Wypowiedź została zmodyfikowana przez jej autora [2005-08-30 12:27:45]

30.08.2005
12:34
smile
[46]

Alcar [ Centurion ]

Ja jestem z trochę późniejszego pokolenia, bo moje szkolne lata przypadły na lata 90, ale gumy Turbo pamiętam z przedszkola. A z tych właściwych wspomnień, to wspomniana już gra w kapsle (najpierw zwykłe zbijanie, zaś później na zasadzie "w marynarza" o niebotyczne stawki typu 20-30 kapsli). Pamiętam też jak w 3 klasie podstawówki pół podwórka kupowało gumy do żucia, w których jako naklejki były zdjęcia gołych pań :) No i oczywiście zabawa w ganianego po szkolnych korytarzach - moja podstawówka była na tyle duża, że mogło się bawić nawet ponad 10 osób i posiadała na tyle pokręcone korytarze, że można się było przyczaić itd. Świetna sprawa.

30.08.2005
12:34
smile
[47]

hctkko [ Firestarter ]

TURBO, część mojej kolekcji :) napisy machnięte lewą ręką, bo w szpitalu bylem :D

30.08.2005
12:35
smile
[48]

Judith [ Gladiator ]

Znalazłem w czeluściach kuchni kubek z Rumcajsem i Hanką :)) Aż szkoda że nie mam cyfrówki.. W piwnicy się jeszcze trochę tego wala, z metalowymi uchwytami na szklanki włącznie ;)

30.08.2005
12:35
smile
[49]

la fessée [ je ne taime plus ]

... do rzeczy nigdy nie przywiązywałem uwagi, do słodyczy również (np. guma Turbo była dla mnie zawsze za twarda, resoraki z Matchbox`u były za małe). Natomiast mój sentyment nie opuszczał określonych miejsc, które nierozerwalnie łącze z ciepłymi wspomnieniami, jak również utwory muzyczne, jak np. niezapomniany "O Ela" Chłopców z placu broni ... ;)

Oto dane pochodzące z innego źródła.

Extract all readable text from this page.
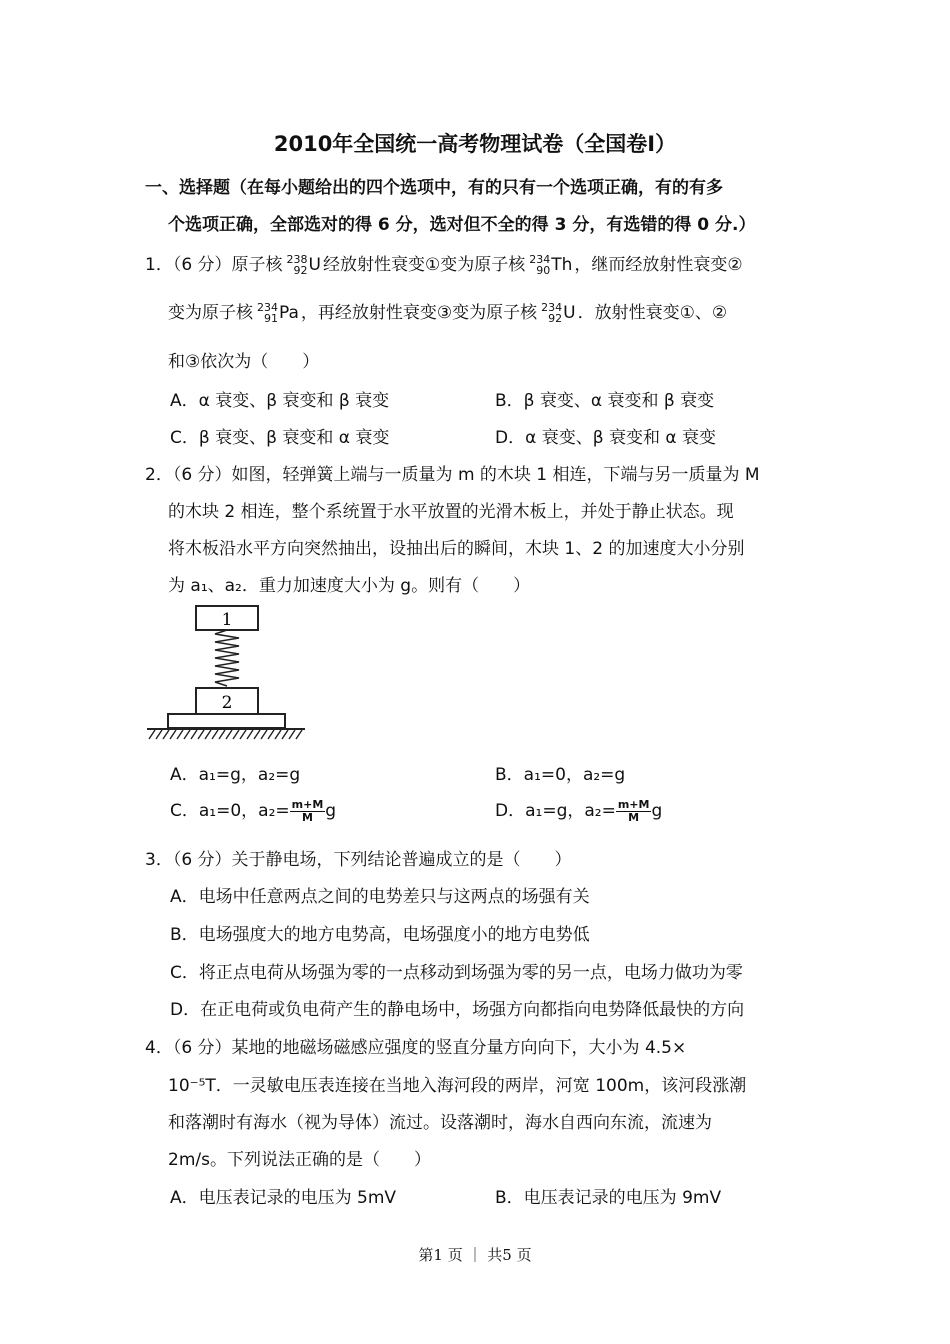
2010年全国统一高考物理试卷（全国卷Ⅰ）
一、选择题（在每小题给出的四个选项中，有的只有一个选项正确，有的有多
个选项正确，全部选对的得 6 分，选对但不全的得 3 分，有选错的得 0 分.）
1．（6 分）原子核 238
92 U 经放射性衰变①变为原子核 234
90 Th ，继而经放射性衰变②
变为原子核 234
91 Pa ，再经放射性衰变③变为原子核 234
92 U ．放射性衰变①、②
和③依次为（　　）
A．α 衰变、β 衰变和 β 衰变	B．β 衰变、α 衰变和 β 衰变
C．β 衰变、β 衰变和 α 衰变	D．α 衰变、β 衰变和 α 衰变
2．（6 分）如图，轻弹簧上端与一质量为 m 的木块 1 相连，下端与另一质量为 M
的木块 2 相连，整个系统置于水平放置的光滑木板上，并处于静止状态。现
将木板沿水平方向突然抽出，设抽出后的瞬间，木块 1、2 的加速度大小分别
为 a₁、a₂．重力加速度大小为 g。则有（　　）
1
2
A．a₁=g，a₂=g	B．a₁=0，a₂=g
C．a₁=0，$a_2= \frac{m+M}{M}$ g	D．a₁=g，$a_2= \frac{m+M}{M}$ g
3．（6 分）关于静电场，下列结论普遍成立的是（　　）
A．电场中任意两点之间的电势差只与这两点的场强有关
B．电场强度大的地方电势高，电场强度小的地方电势低
C．将正点电荷从场强为零的一点移动到场强为零的另一点，电场力做功为零
D．在正电荷或负电荷产生的静电场中，场强方向都指向电势降低最快的方向
4．（6 分）某地的地磁场磁感应强度的竖直分量方向向下，大小为 4.5×
10⁻⁵T．一灵敏电压表连接在当地入海河段的两岸，河宽 100m，该河段涨潮
和落潮时有海水（视为导体）流过。设落潮时，海水自西向东流，流速为
2m/s。下列说法正确的是（　　）
A．电压表记录的电压为 5mV	B．电压表记录的电压为 9mV
第1 页 ｜ 共5 页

Wypowiedź została zmodyfikowana przez jej autora [2005-08-30 12:40:35]

30.08.2005
12:50
[50]

Gotman [ Paladyn ]

ehhh.....ja pamiętam, jak sąsiad nauczył mnie gdzie jest lewa, a gdzie prawa...on także był naszym "wodzem".....budowaliśmy szałasy.......pół wakacji budowy...w błocie....deszczu...słońcu.....w końcu i tak zaraz był rozwalony.......były "wojny"........na pistolety składane z patyków i gwoździ...ja zawsze w garażu przybijałem...i chwaliłem się, że mam największy pistolet...uczyliśmy się znaków...padnij...skradaj się....choć tu..cicho......były pochody pod sąsiadkę....rozwalanie jest szopki...[ a później przez pół roku każdy obchodził jej dom szerokim kołem, a jak się już zbliżył, to uciekał.......wszyscy się śmiali z nas....a myśmy się jej bali ]...ehh...teraz..pochody w Enemy Territory......ze znajomymi się gada tylko przez neta.....zamiast szałasów robi się budynki w strategii.... :))

30.08.2005
12:52
smile
[51]

Kompo [ all eyez on me ]

Ptyś, guma Donald (ach, te historyjki :)), pamiętam jeszcze te wafelki czy batony Kukuryku no i rzecz jasna Turbo. :)

30.08.2005
13:15
[52]

BIGos [ bigos?! ale głupie ]

może i gówniaż jestem, al gumy turbo sie żuło! :) i te samochody też się zbierało.
i oranżadki w workach pamiętam i w kapsle grałem namiętnie, "bazy" budowałem jedna za drugą :P ( tym bardziej, że za moim blokiem jest pare ładnych hektarów nieużytków, a troche dalej las :))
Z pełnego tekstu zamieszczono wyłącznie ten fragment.